Leetcode之string To Integer (atoi) 字符串转化为整形

String to Integer

Implement atoi to convert a string to an integer.

Hint: Carefully consider all possible input cases. If you want a challenge, please do not see below and ask yourself what are the possible input cases.

Notes: It is intended for this problem to be specified vaguely (ie, no given input specs). You are responsible to gather all the input requirements up front.

Requirements for atoi:

The function first discards as many whitespace characters as necessary until the first non-whitespace character is found. Then, starting from this character, takes an optional initial plus or minus sign followed by as many numerical digits as possible, and interprets them as a numerical value.

The string can contain additional characters after those that form the integral number, which are ignored and have no effect on the behavior of this function.

If the first sequence of non-whitespace characters in str is not a valid integral number, or if no such sequence exists because either str is empty or it contains only whitespace characters, no conversion is performed.

If no valid conversion could be performed, a zero value is returned. If the correct value is out of the range of representable values, INT_MAX (2147483647) or INT_MIN (-2147483648) is returned.

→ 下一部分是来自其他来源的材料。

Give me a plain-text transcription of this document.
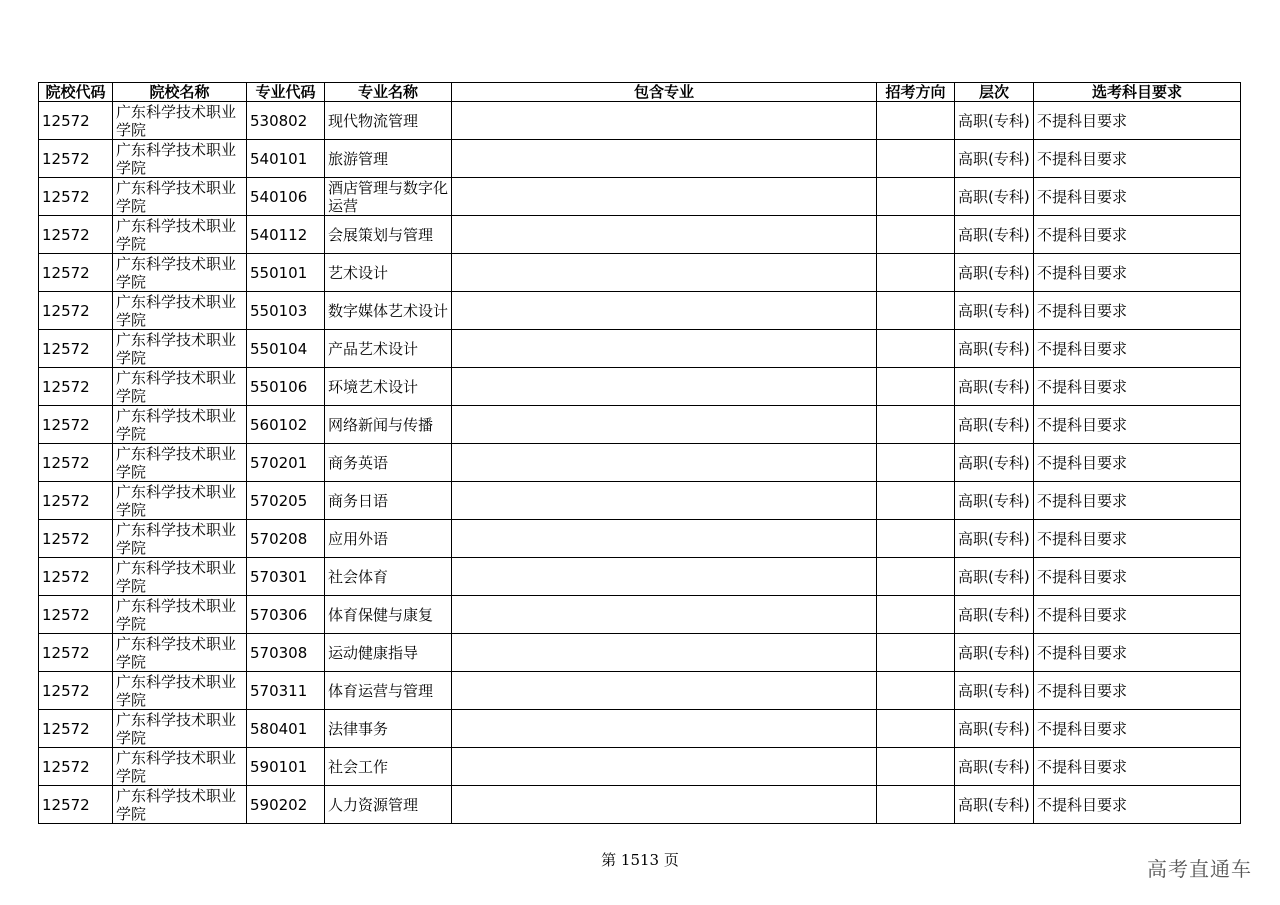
院校代码	院校名称	专业代码	专业名称	包含专业	招考方向	层次	选考科目要求
12572	广东科学技术职业学院	530802	现代物流管理			高职(专科)	不提科目要求
12572	广东科学技术职业学院	540101	旅游管理			高职(专科)	不提科目要求
12572	广东科学技术职业学院	540106	酒店管理与数字化运营			高职(专科)	不提科目要求
12572	广东科学技术职业学院	540112	会展策划与管理			高职(专科)	不提科目要求
12572	广东科学技术职业学院	550101	艺术设计			高职(专科)	不提科目要求
12572	广东科学技术职业学院	550103	数字媒体艺术设计			高职(专科)	不提科目要求
12572	广东科学技术职业学院	550104	产品艺术设计			高职(专科)	不提科目要求
12572	广东科学技术职业学院	550106	环境艺术设计			高职(专科)	不提科目要求
12572	广东科学技术职业学院	560102	网络新闻与传播			高职(专科)	不提科目要求
12572	广东科学技术职业学院	570201	商务英语			高职(专科)	不提科目要求
12572	广东科学技术职业学院	570205	商务日语			高职(专科)	不提科目要求
12572	广东科学技术职业学院	570208	应用外语			高职(专科)	不提科目要求
12572	广东科学技术职业学院	570301	社会体育			高职(专科)	不提科目要求
12572	广东科学技术职业学院	570306	体育保健与康复			高职(专科)	不提科目要求
12572	广东科学技术职业学院	570308	运动健康指导			高职(专科)	不提科目要求
12572	广东科学技术职业学院	570311	体育运营与管理			高职(专科)	不提科目要求
12572	广东科学技术职业学院	580401	法律事务			高职(专科)	不提科目要求
12572	广东科学技术职业学院	590101	社会工作			高职(专科)	不提科目要求
12572	广东科学技术职业学院	590202	人力资源管理			高职(专科)	不提科目要求
第 1513 页	高考直通车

解法：这题的测试数据很强包含了各种情况，主要注意两点：

1. 遇到非数字字符，结束，返回之前的数值。
2. 越界处理，许多人用long保存，然后直接处理越界情况，但long的存储范围也有限制，如222147483648222222222222222222222222222222222222222222222这个数据就过不了。（用long long应该还是可以，因为在某次循环中肯定会超过MAXINT,但如果题目是要求对字符串转化为long，那就没有办法了）这里对越界使用现乘以10再除以10的比较方法，如果乘10除10后数字没有发生变化，则没有越界。

代码如下：

//{java}
public class Solution {
    public int atoi(String str) {
        int max = 2147483647;
        int min = -2147483648;
        int k=0,i=0;
        boolean isPositive = true;
        str=str.trim();
        if(str.length()==0)
            return 0;
        if(str.charAt(0)=='-')
        {
            isPositive = false;
            i++;
        }else if(str.charAt(0)=='+')
        {
            i++;
        }
        for(;i<str.length();i++)
        {
            char c = str.charAt(i);

            if(c>'9'|c<'0')
                break;
            int t=k;
            k*=10;
            k+=str.charAt(i)-'0';
              
            if(k/10!=t)
            {
                if(isPositive)
                    return max;
                else
                    return min;
            }
        
        }      
        if(!isPositive)
            k*=-1;
        
        return k;
    }
}